VRLab Academy 'nin amacı, sanal gerçeklik teknolojisini kullanarak hem öğrenciler hem de öğretmenler için daha ilgi çekici bir öğretim ortamı sağlamaktır. Biyoloji, kimya, fizik, ve doğa bilimleri. Her ne kadar okullar sanal gerçekliğin olanaklarını araştırmaya yeni başlıyor olsa da teknoloji ilerlemeye devam edecek ve öğrenme alternatifleri genişleyecek. Sanal gerçeklik eğitimi yakında yeni veya uzman öğretmenler için ortak bir gereklilik haline gelebilir.
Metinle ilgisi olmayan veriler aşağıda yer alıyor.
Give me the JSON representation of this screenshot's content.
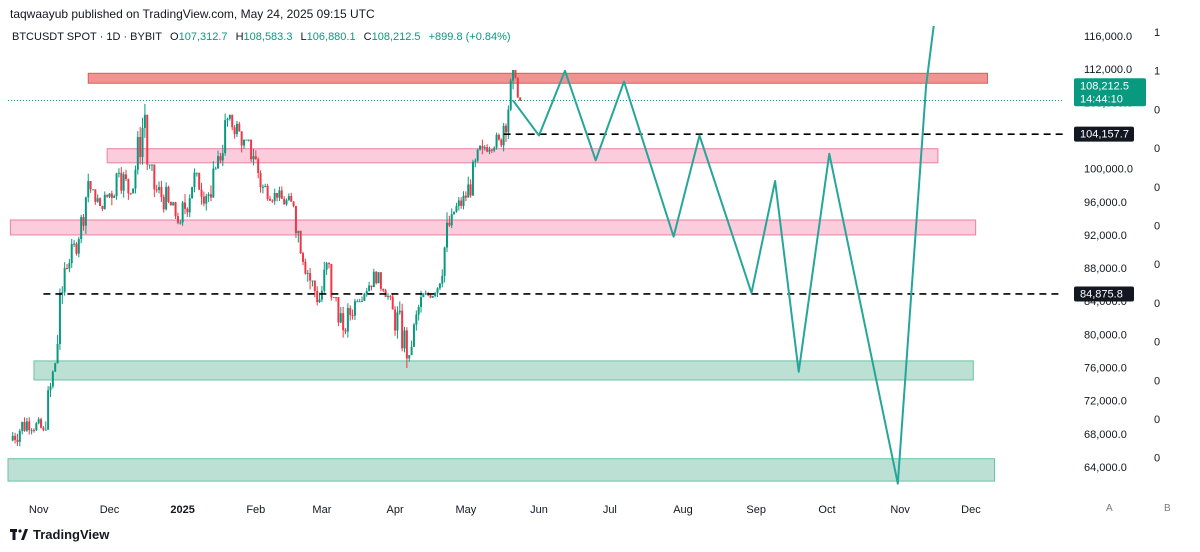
{
  "header": {
    "publisher": "taqwaayub published on TradingView.com, May 24, 2025 09:15 UTC"
  },
  "legend": {
    "symbol": "BTCUSDT SPOT · 1D · BYBIT",
    "open_label": "O",
    "open": "107,312.7",
    "high_label": "H",
    "high": "108,583.3",
    "low_label": "L",
    "low": "106,880.1",
    "close_label": "C",
    "close": "108,212.5",
    "change": "+899.8 (+0.84%)"
  },
  "brand": {
    "name": "TradingView"
  },
  "axis_buttons": {
    "a": "A",
    "b": "B"
  },
  "price_tags": {
    "last_price": "108,212.5",
    "countdown": "14:44:10",
    "line_upper": "104,157.7",
    "line_lower": "84,875.8"
  },
  "colors": {
    "up": "#089981",
    "down": "#f23645",
    "resistance": "#f08080",
    "pink_zone": "#f8bbd0",
    "support": "#a5d6c4",
    "projection": "#26a69a",
    "dashed": "#000000"
  },
  "chart_data": {
    "type": "candlestick",
    "title": "",
    "xlabel": "",
    "ylabel": "",
    "ylim": [
      61000,
      118000
    ],
    "y_ticks": [
      116000,
      112000,
      108000,
      104000,
      100000,
      96000,
      92000,
      88000,
      84000,
      80000,
      76000,
      72000,
      68000,
      64000
    ],
    "y_tick_labels": [
      "116,000.0",
      "112,000.0",
      "108,000.0",
      "104,000.0",
      "100,000.0",
      "96,000.0",
      "92,000.0",
      "88,000.0",
      "84,000.0",
      "80,000.0",
      "76,000.0",
      "72,000.0",
      "68,000.0",
      "64,000.0"
    ],
    "right_secondary_labels": [
      "1",
      "1",
      "0",
      "0",
      "0",
      "0",
      "0",
      "0",
      "0",
      "0",
      "0",
      "0"
    ],
    "x_ticks": [
      {
        "date": "2024-11-01",
        "label": "Nov"
      },
      {
        "date": "2024-12-01",
        "label": "Dec"
      },
      {
        "date": "2025-01-01",
        "label": "2025",
        "bold": true
      },
      {
        "date": "2025-02-01",
        "label": "Feb"
      },
      {
        "date": "2025-03-01",
        "label": "Mar"
      },
      {
        "date": "2025-04-01",
        "label": "Apr"
      },
      {
        "date": "2025-05-01",
        "label": "May"
      },
      {
        "date": "2025-06-01",
        "label": "Jun"
      },
      {
        "date": "2025-07-01",
        "label": "Jul"
      },
      {
        "date": "2025-08-01",
        "label": "Aug"
      },
      {
        "date": "2025-09-01",
        "label": "Sep"
      },
      {
        "date": "2025-10-01",
        "label": "Oct"
      },
      {
        "date": "2025-11-01",
        "label": "Nov"
      },
      {
        "date": "2025-12-01",
        "label": "Dec"
      }
    ],
    "price_series": {
      "name": "BTCUSDT",
      "x": [
        "2024-10-20",
        "2024-10-27",
        "2024-11-03",
        "2024-11-08",
        "2024-11-12",
        "2024-11-18",
        "2024-11-22",
        "2024-11-27",
        "2024-12-01",
        "2024-12-05",
        "2024-12-10",
        "2024-12-16",
        "2024-12-20",
        "2024-12-26",
        "2024-12-31",
        "2025-01-06",
        "2025-01-13",
        "2025-01-20",
        "2025-01-25",
        "2025-01-31",
        "2025-02-04",
        "2025-02-10",
        "2025-02-17",
        "2025-02-24",
        "2025-02-28",
        "2025-03-04",
        "2025-03-10",
        "2025-03-15",
        "2025-03-25",
        "2025-03-31",
        "2025-04-07",
        "2025-04-12",
        "2025-04-18",
        "2025-04-25",
        "2025-05-01",
        "2025-05-08",
        "2025-05-15",
        "2025-05-22",
        "2025-05-24"
      ],
      "close": [
        67500,
        69500,
        68500,
        76500,
        88000,
        91500,
        98500,
        95500,
        97000,
        99500,
        97000,
        106500,
        97500,
        96000,
        93500,
        99500,
        96500,
        106000,
        104500,
        101500,
        97800,
        96500,
        95500,
        86500,
        84200,
        88500,
        80500,
        84000,
        87500,
        83000,
        77500,
        84500,
        85000,
        94500,
        96500,
        102500,
        103500,
        111000,
        108200
      ],
      "high": [
        70500,
        73500,
        71500,
        77500,
        90000,
        93000,
        99500,
        97500,
        98500,
        103500,
        101500,
        108300,
        100500,
        99500,
        96000,
        102500,
        99500,
        109300,
        106500,
        103500,
        102500,
        98500,
        98000,
        92500,
        86500,
        92000,
        84500,
        85500,
        88500,
        85500,
        85000,
        86000,
        86000,
        95500,
        97500,
        104500,
        105000,
        111900,
        108600
      ],
      "low": [
        66000,
        66500,
        67000,
        68500,
        76500,
        87500,
        91000,
        93000,
        94500,
        94000,
        94000,
        97000,
        92500,
        92500,
        91500,
        93000,
        90000,
        100000,
        101000,
        96000,
        91500,
        94000,
        93500,
        82500,
        78500,
        80500,
        76500,
        78500,
        84000,
        81500,
        74500,
        78500,
        83500,
        84500,
        92500,
        96500,
        101000,
        101500,
        106880
      ]
    },
    "zones": [
      {
        "name": "red resistance",
        "top": 111500,
        "bottom": 110300,
        "start": "2024-11-22",
        "end": "2025-12-08"
      },
      {
        "name": "upper pink zone",
        "top": 102400,
        "bottom": 100700,
        "start": "2024-11-30",
        "end": "2025-11-17"
      },
      {
        "name": "middle pink zone",
        "top": 93800,
        "bottom": 92000,
        "start": "2024-10-20",
        "end": "2025-12-03"
      },
      {
        "name": "upper green zone",
        "top": 76800,
        "bottom": 74500,
        "start": "2024-10-30",
        "end": "2025-12-02"
      },
      {
        "name": "lower green zone",
        "top": 65000,
        "bottom": 62300,
        "start": "2024-10-19",
        "end": "2025-12-11"
      }
    ],
    "lines": [
      {
        "name": "upper dashed level",
        "value": 104157.7,
        "start": "2025-05-17",
        "end": "2026-01-09"
      },
      {
        "name": "lower dashed level",
        "value": 84875.8,
        "start": "2024-11-03",
        "end": "2026-01-09"
      }
    ],
    "projection": {
      "x": [
        "2025-05-21",
        "2025-06-01",
        "2025-06-12",
        "2025-06-25",
        "2025-07-07",
        "2025-07-28",
        "2025-08-08",
        "2025-08-30",
        "2025-09-09",
        "2025-09-19",
        "2025-10-02",
        "2025-10-31",
        "2025-11-12",
        "2025-11-16"
      ],
      "y": [
        108200,
        104000,
        111800,
        101000,
        110500,
        91800,
        104000,
        85000,
        98500,
        75500,
        101800,
        62000,
        110000,
        119000
      ]
    },
    "last_price": 108212.5,
    "current_time": "2025-05-24"
  }
}
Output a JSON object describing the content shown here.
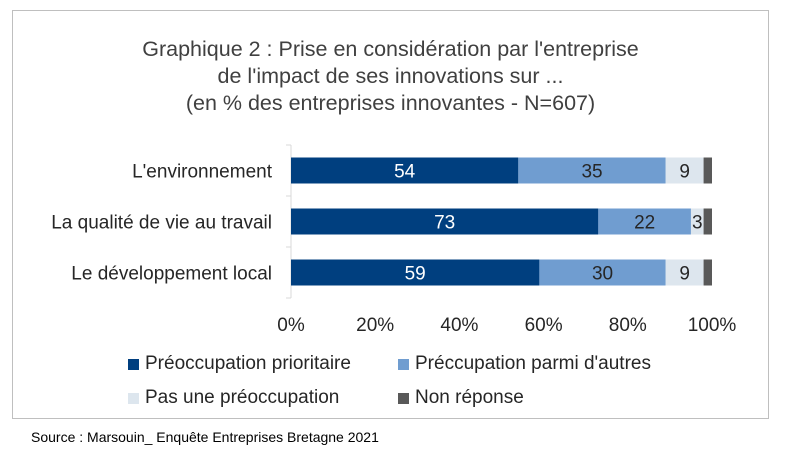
{
  "chart_data": {
    "type": "bar",
    "orientation": "horizontal",
    "stacked": true,
    "title_lines": [
      "Graphique 2 : Prise en considération par l'entreprise",
      "de l'impact de ses innovations sur ...",
      "(en % des entreprises innovantes - N=607)"
    ],
    "categories": [
      "L'environnement",
      "La qualité de vie au travail",
      "Le développement local"
    ],
    "series": [
      {
        "name": "Préoccupation prioritaire",
        "values": [
          54,
          73,
          59
        ],
        "color": "#003f7f",
        "label_color": "#ffffff"
      },
      {
        "name": "Préccupation parmi d'autres",
        "values": [
          35,
          22,
          30
        ],
        "color": "#709dd0",
        "label_color": "#262626"
      },
      {
        "name": "Pas une préoccupation",
        "values": [
          9,
          3,
          9
        ],
        "color": "#dde6ee",
        "label_color": "#262626"
      },
      {
        "name": "Non réponse",
        "values": [
          2,
          2,
          2
        ],
        "color": "#595959",
        "label_color": null
      }
    ],
    "xlim": [
      0,
      100
    ],
    "x_ticks": [
      "0%",
      "20%",
      "40%",
      "60%",
      "80%",
      "100%"
    ],
    "grid": false,
    "legend_position": "bottom"
  },
  "source": "Source : Marsouin_ Enquête Entreprises Bretagne 2021"
}
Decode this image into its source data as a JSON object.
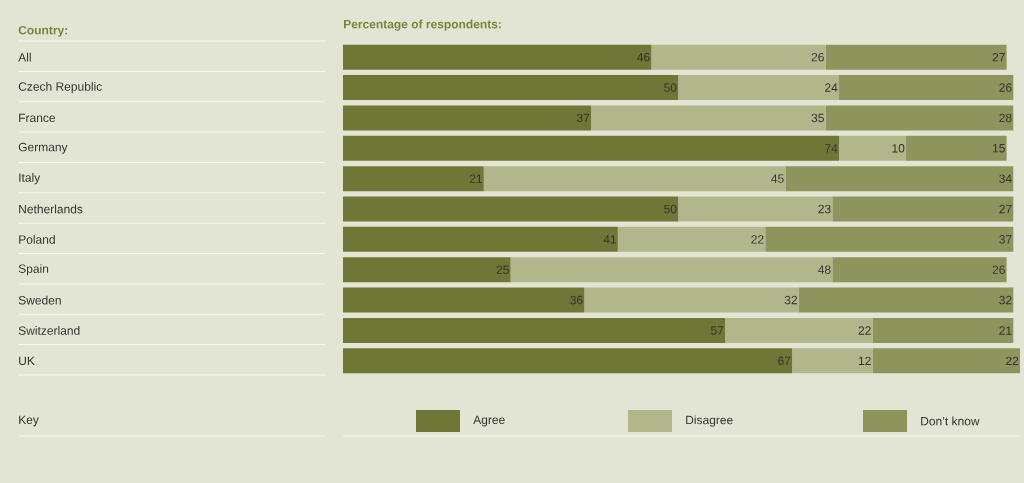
{
  "chart_data": {
    "type": "bar",
    "orientation": "horizontal",
    "stacked": true,
    "title": "Percentage of respondents:",
    "annotations": [
      "Country:"
    ],
    "legend_title": "Key",
    "legend": "bottom",
    "data_labels": true,
    "categories": [
      "All",
      "Czech Republic",
      "France",
      "Germany",
      "Italy",
      "Netherlands",
      "Poland",
      "Spain",
      "Sweden",
      "Switzerland",
      "UK"
    ],
    "series": [
      {
        "name": "Agree",
        "color": "#707635",
        "values": [
          46,
          50,
          37,
          74,
          21,
          50,
          41,
          25,
          36,
          57,
          67
        ]
      },
      {
        "name": "Disagree",
        "color": "#b2b78b",
        "values": [
          26,
          24,
          35,
          10,
          45,
          23,
          22,
          48,
          32,
          22,
          12
        ]
      },
      {
        "name": "Don’t know",
        "color": "#8d945c",
        "values": [
          27,
          26,
          28,
          15,
          34,
          27,
          37,
          26,
          32,
          21,
          22
        ]
      }
    ]
  }
}
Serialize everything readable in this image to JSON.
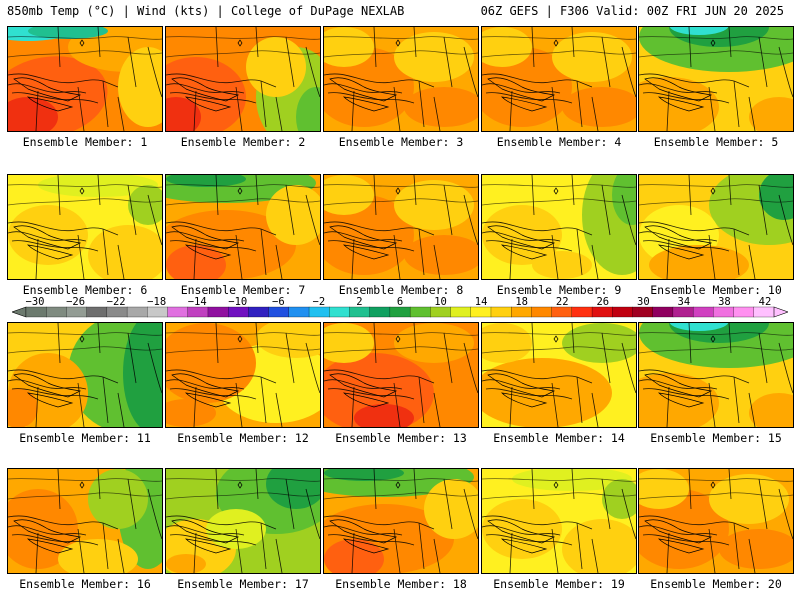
{
  "header": {
    "left": "850mb Temp (°C) | Wind (kts) | College of DuPage NEXLAB",
    "right": "06Z GEFS | F306 Valid: 00Z FRI JUN 20 2025"
  },
  "panels": [
    {
      "label": "Ensemble Member: 1",
      "scheme": "hot_cool_top"
    },
    {
      "label": "Ensemble Member: 2",
      "scheme": "hot_green_east"
    },
    {
      "label": "Ensemble Member: 3",
      "scheme": "warm_orange"
    },
    {
      "label": "Ensemble Member: 4",
      "scheme": "warm_orange"
    },
    {
      "label": "Ensemble Member: 5",
      "scheme": "green_north"
    },
    {
      "label": "Ensemble Member: 6",
      "scheme": "yellow_mild"
    },
    {
      "label": "Ensemble Member: 7",
      "scheme": "orange_green_north"
    },
    {
      "label": "Ensemble Member: 8",
      "scheme": "warm_orange"
    },
    {
      "label": "Ensemble Member: 9",
      "scheme": "yellow_green_east"
    },
    {
      "label": "Ensemble Member: 10",
      "scheme": "yellow_green_ne"
    },
    {
      "label": "Ensemble Member: 11",
      "scheme": "green_east_band"
    },
    {
      "label": "Ensemble Member: 12",
      "scheme": "orange_yellow"
    },
    {
      "label": "Ensemble Member: 13",
      "scheme": "hot_orange"
    },
    {
      "label": "Ensemble Member: 14",
      "scheme": "yellow_orange"
    },
    {
      "label": "Ensemble Member: 15",
      "scheme": "green_north"
    },
    {
      "label": "Ensemble Member: 16",
      "scheme": "orange_green_east"
    },
    {
      "label": "Ensemble Member: 17",
      "scheme": "green_heavy"
    },
    {
      "label": "Ensemble Member: 18",
      "scheme": "orange_green_north"
    },
    {
      "label": "Ensemble Member: 19",
      "scheme": "yellow_mild"
    },
    {
      "label": "Ensemble Member: 20",
      "scheme": "warm_orange"
    }
  ],
  "colorbar": {
    "labels": [
      "−30",
      "−26",
      "−22",
      "−18",
      "−14",
      "−10",
      "−6",
      "−2",
      "2",
      "6",
      "10",
      "14",
      "18",
      "22",
      "26",
      "30",
      "34",
      "38",
      "42"
    ],
    "colors": [
      "#6c7a6e",
      "#7f8b80",
      "#939c94",
      "#6e6e6e",
      "#8a8a8a",
      "#a8a8a8",
      "#c8c8c8",
      "#e070e0",
      "#c040c0",
      "#9010a0",
      "#7010c0",
      "#3020c0",
      "#2050e0",
      "#2090f0",
      "#20c0f0",
      "#30e0d0",
      "#20c090",
      "#10a060",
      "#20a040",
      "#60c030",
      "#a0d020",
      "#e0f020",
      "#fff020",
      "#ffd010",
      "#ffa800",
      "#ff8800",
      "#ff6010",
      "#ff3010",
      "#e01010",
      "#c00010",
      "#a00020",
      "#900060",
      "#b02090",
      "#d040c0",
      "#f070e0",
      "#ff90f0",
      "#ffc0ff"
    ]
  }
}
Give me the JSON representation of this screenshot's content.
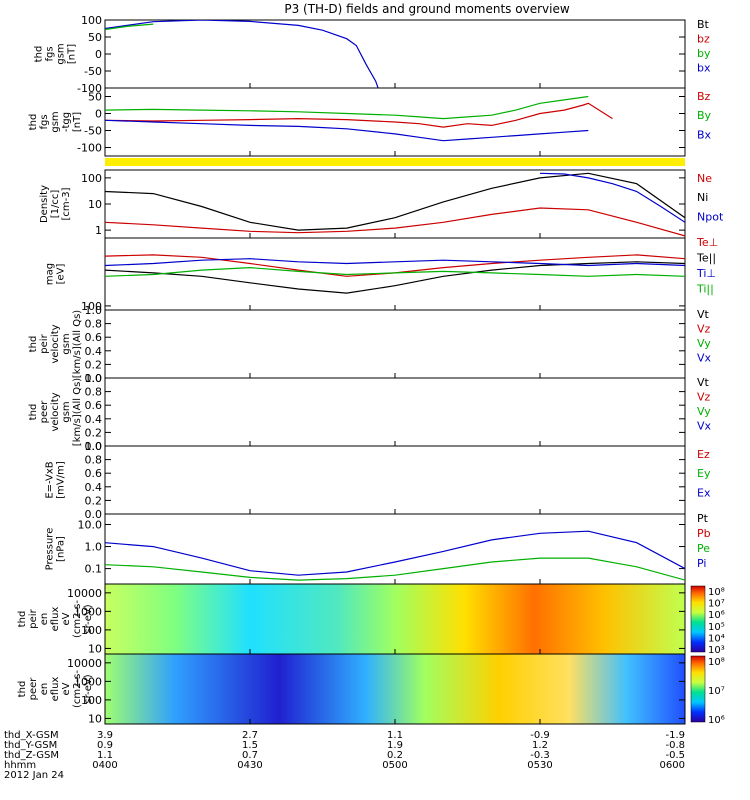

VRLab Academy'deki tüm deneylere göz atın ve Öğretme gücünüzü bizimle geliştirin.
Referanslar
[1] Andrew Liptak, Bilim Kurgu Edebiyatı Modern Sanal Gerçekliğin Yükselişini Öngördü.
[2]. Andrew Liptak, Bilim Kurgu Edebiyatı Modern Sanal Gerçekliğin Yükselişini Öngördü.
[3]. “Duygusal Fütürist: William Gibson'ın Neuromancer'ında Sibernetik ve Sanat”, 1992.
[4]. Lisa Swanstrom 'Kapsüller ve Düğümler ve Parçalanmalar ve Akışlar: Neal Stephenson'ın Kar Kazasında Dolaşan Öznellik'.